François Maurice Adrien Marie Mitterrand
né le 26 octobre 1916 à Jarnac (Charente)
mort le 8 janvier 1996 à Paris
Au-delà de l'homme politique souvent controversé, je voudrais aborder un aspect méconnu de l'ancien président de la République française, François Mitterrand, qui se prétendait agnostique (bien qu'ayant eu une éducation et une scolarité chrétiennes), à savoir son côté mystique et spirituel.
En effet, ce "thanathophile", fasciné par la mort, par les pierres tombales, les monuments funéraires et les cimetières, par l'au-delà, par la vie après la mort, aimait la compagnie des prêtres et des religieux, était attiré par le "tellurisme" d'endroits sacrés ou empreints de spiritualité (Vézelay, Cathédrale de Chartres, Taizé...), ou symboliques (Roche de Solutré...).

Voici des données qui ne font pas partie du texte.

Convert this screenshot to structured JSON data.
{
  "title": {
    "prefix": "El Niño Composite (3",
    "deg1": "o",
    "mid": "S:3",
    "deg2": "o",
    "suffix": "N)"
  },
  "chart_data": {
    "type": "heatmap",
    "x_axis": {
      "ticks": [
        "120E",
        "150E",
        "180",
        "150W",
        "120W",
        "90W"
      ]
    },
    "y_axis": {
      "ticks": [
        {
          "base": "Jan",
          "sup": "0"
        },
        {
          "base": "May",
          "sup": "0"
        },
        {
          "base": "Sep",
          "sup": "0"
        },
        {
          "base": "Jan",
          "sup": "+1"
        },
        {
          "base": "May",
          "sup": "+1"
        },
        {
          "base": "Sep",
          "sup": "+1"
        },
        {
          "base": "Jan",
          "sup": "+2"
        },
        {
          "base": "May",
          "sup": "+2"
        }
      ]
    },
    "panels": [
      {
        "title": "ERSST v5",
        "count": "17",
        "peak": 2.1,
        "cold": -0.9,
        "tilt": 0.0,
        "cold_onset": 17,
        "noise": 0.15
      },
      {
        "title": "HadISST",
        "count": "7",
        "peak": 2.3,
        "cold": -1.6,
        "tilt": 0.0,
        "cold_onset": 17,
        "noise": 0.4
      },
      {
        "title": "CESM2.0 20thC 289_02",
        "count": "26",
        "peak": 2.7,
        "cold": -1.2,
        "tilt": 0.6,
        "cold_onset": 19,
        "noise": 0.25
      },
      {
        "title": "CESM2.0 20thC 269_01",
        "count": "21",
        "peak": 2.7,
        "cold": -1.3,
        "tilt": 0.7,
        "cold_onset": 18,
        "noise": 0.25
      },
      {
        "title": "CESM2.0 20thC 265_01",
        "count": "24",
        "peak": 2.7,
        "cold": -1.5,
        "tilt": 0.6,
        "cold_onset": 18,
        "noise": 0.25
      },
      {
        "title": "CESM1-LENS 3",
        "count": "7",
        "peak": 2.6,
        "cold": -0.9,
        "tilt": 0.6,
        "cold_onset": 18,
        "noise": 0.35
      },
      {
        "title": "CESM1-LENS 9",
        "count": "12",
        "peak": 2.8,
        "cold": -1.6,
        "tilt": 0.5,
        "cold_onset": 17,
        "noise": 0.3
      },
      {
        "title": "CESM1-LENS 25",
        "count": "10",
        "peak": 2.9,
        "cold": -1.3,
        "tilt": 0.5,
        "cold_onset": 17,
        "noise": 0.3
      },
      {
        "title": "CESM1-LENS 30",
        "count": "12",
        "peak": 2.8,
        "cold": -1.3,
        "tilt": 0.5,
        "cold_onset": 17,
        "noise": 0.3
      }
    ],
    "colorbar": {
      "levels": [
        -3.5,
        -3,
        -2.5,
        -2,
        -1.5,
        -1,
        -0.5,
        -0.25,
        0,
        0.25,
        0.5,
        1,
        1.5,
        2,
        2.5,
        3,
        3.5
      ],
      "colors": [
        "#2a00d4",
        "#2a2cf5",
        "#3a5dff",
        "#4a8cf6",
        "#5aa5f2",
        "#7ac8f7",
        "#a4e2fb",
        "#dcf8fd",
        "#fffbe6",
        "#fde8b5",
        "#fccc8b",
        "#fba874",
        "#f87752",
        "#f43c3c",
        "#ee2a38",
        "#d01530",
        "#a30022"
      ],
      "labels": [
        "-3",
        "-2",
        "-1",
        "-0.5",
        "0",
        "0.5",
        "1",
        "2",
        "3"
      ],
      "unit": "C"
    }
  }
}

François Mitterrand était aussi intellectuel et spirituel que terrestre, en ce sens qu'il était subjugué par les éléments de la nature, par SA terre charentaise, par LA terre et sa beauté surnaturelle, puissante, relaxante, ressourçante et inspirante : il était en osmose avec la Divine Création de notre Père Céleste, vers qui il est retourné.
Patrick, l'auteur du blog
Documentaire "François Mitterrand, à bout portant - 1993-1996"
diffusé sur France 2 le mardi 10 mai 2011
Rediffusions France Télévisions
François Mitterrand avec Frère Roger de Taizé
"... Sa mère, Yvonne, est une femme très pieuse et ascète. Son père, Joseph, un solitaire féru de littérature, est fidèle de la Conférence Saint-Vincent-de-Paul, mouvement catholique de bienfaisance, et brancardier à Lourdes. À 9 ans, François part pour la pension du collège Saint-Paul, à Angoulême. Il y rencontre Pierre de Bénouville, qui deviendra député (RPR) et restera l’un de ses plus proches amis. À 14 ans, le jeune Mitterrand affirme avoir la vocation et pense entrer au séminaire. La légende familiale conte qu’il s’écrie : « Je veux être roi ou pape ! » Il s’imagine déjà un destin. Cette éducation catholique laisse forcément des traces. En février 1974, il se confie au journaliste Franz-Olivier Giesbert : « Enfant, j’étais croyant. Maintenant, franchement, je ne sais pas. Disons que, devant l’absence d’explication du monde, j’ai tendance à être déiste. Je ne fais pas partie de ceux pour qui tout n’est que hasard et nécessité. Au contraire, j’incline à penser qu’il y a une inspiration, derrière l’univers. Peut-être parce que mon esprit n’est pas très scientifique ; peut-être parce que le christianisme a modelé toute ma jeunesse. » Il ne renie pas ces racines, mais ne se fait pas violence quand il porte les valeurs d’une gauche rationaliste et laïque. Rien ne lui déplaît plus que ses contempteurs chrétiens de gauche, derrière Michel Rocard ou Jacques Delors. Une de ses insultes préférées ? « Lui, il sent la sacristie ! »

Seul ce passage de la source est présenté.